At its annual summit late last year in Montréal, the World Anti-Doping Agency added several substances to its list such as selective androgen receptor modulators, a form of non-steroidal molecules similar to anabolic steroids in their effect. It also added any agents modifying myostatin functions, particularly myostatin inhibitors.
A ruling was also made on intravenous infusion. The agency prohibited such treatments except in the case of acute medical conditions.
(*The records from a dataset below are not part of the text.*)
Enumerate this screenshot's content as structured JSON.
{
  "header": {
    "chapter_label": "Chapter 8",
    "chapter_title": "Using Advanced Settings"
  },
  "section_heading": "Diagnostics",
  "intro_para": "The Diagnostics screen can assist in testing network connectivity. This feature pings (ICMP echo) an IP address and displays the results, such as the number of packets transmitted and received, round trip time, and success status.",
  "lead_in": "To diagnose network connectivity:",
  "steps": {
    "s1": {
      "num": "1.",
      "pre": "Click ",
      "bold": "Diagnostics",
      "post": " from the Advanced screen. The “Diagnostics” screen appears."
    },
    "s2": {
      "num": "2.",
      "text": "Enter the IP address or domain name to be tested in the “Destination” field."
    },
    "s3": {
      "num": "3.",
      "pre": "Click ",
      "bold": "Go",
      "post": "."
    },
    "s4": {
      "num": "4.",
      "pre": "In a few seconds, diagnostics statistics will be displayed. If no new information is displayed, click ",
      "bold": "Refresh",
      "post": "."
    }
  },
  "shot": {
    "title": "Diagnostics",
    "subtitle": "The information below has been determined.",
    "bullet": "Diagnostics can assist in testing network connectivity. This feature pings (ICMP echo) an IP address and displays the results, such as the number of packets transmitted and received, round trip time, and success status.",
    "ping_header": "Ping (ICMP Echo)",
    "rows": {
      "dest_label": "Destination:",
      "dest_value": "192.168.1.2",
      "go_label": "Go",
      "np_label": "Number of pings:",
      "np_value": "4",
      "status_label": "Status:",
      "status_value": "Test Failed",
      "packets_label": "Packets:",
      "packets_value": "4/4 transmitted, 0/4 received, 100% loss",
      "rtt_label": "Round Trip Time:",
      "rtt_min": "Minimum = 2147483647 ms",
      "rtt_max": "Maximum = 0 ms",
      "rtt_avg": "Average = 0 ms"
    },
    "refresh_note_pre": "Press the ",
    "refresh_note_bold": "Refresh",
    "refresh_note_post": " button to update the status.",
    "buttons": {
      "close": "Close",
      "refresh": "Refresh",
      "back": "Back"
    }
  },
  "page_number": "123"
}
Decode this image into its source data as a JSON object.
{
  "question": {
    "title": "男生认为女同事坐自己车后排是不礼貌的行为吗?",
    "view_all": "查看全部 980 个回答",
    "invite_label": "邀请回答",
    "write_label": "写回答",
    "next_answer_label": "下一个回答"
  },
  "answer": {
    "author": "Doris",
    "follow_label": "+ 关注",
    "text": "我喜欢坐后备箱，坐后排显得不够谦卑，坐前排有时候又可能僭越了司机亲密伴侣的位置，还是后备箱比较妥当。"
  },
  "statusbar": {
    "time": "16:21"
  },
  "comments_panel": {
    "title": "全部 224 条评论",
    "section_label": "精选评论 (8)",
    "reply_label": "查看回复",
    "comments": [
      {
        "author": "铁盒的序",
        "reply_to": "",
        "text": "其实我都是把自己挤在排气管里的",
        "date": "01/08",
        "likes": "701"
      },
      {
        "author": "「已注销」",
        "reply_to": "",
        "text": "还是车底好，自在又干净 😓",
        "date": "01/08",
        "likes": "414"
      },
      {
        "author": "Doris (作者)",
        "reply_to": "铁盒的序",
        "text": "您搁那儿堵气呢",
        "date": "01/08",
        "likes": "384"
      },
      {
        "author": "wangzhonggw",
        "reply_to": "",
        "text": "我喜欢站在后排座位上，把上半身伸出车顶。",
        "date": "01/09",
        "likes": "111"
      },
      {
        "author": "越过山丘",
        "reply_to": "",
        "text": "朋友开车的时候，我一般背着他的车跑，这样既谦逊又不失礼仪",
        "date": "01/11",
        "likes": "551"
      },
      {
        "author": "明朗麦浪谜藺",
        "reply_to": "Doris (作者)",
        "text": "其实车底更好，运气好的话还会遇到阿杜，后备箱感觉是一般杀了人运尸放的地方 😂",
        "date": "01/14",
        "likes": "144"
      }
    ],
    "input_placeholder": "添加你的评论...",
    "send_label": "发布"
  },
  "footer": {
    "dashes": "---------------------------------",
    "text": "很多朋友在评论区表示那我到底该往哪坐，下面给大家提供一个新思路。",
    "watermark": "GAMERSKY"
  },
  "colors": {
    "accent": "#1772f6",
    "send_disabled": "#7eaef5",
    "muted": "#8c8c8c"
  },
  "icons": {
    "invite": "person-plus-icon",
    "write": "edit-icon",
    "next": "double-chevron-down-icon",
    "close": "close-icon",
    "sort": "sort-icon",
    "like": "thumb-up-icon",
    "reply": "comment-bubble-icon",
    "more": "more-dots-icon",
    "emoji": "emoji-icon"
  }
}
“There has not been much change since 2006 on banned substances,” Howman says. “It is more tidying up the list so that it is both scientifically and legally proofed to prevent challenges to the list.” A complete list of prohibited substances is available at www.wada-ama.org.
Selective androgen receptor modulators are typical of sort of drugs now preferred by athletes. They are normally used to treat men who lack adequate amounts of the male sex hormones. But for athletes, they have potential to have the desirable effect of bolstering testosterone levels, which builds strength and bone density, without the less dangerous side effects typical of steroid use.
Myostatin inhibitors, similarly, are normally prescribed to patients suffering from muscle atrophy. But for athletes, the inhibitors remove the muscles' normal size regulators, thereby allowing the muscles to grow unencumbered.
Neither of the groups has yet surfaced amongst athletes in competition testing. But the World Anti-Doping Agency added them to the list in a proactive move.
Authorities also say they are on particularly high alert because the Games are being held in Beijing. Many black market drugs originate from China and having the athletes in such close proximity to manufacturers risks making the drugs more readily available.
“There have been concerns in China,” Howman says. “The greater concern is because that's where [black market drugs] come from.”
It all seems a monumental task for an agency whose headquarters in Montréal does not match the image of a highly sophisticated lab where scientists work around the clock in the struggle to stay a step ahead of dopers. Rather, it is a simple office, where the agency coordinates various sporting bodies and governments and their policies on drugs.
About 50 staff work in the Montréal office, forming the bulk of the 60 people employed worldwide by the agency, which has smaller offices in Switzerland, Uruguay, South Africa and Japan.
“We have scientists, lawyers, anti-doping protocol specialists and communications experts,” says agency spokesman Frédéric Donzé, adding that about 15 nationalities are represented amongst the Montréal staff. “We have a very broad background.”
Their work has expanded greatly since 1999, and their 2008 budget of US$26.5 million is more than triple what they had to spend in their first year — a sign that as more and more individual sporting federations take on the responsibility of direct drug testing, there is much work to be done in coordinating and reviewing policies.
As well, there's the constant watch for new doping practices and inventive uses of everyday products. As past Olympics have proven, the Games are where previously unheard-of tactics surface.
Beijing will doubtless prove no exception.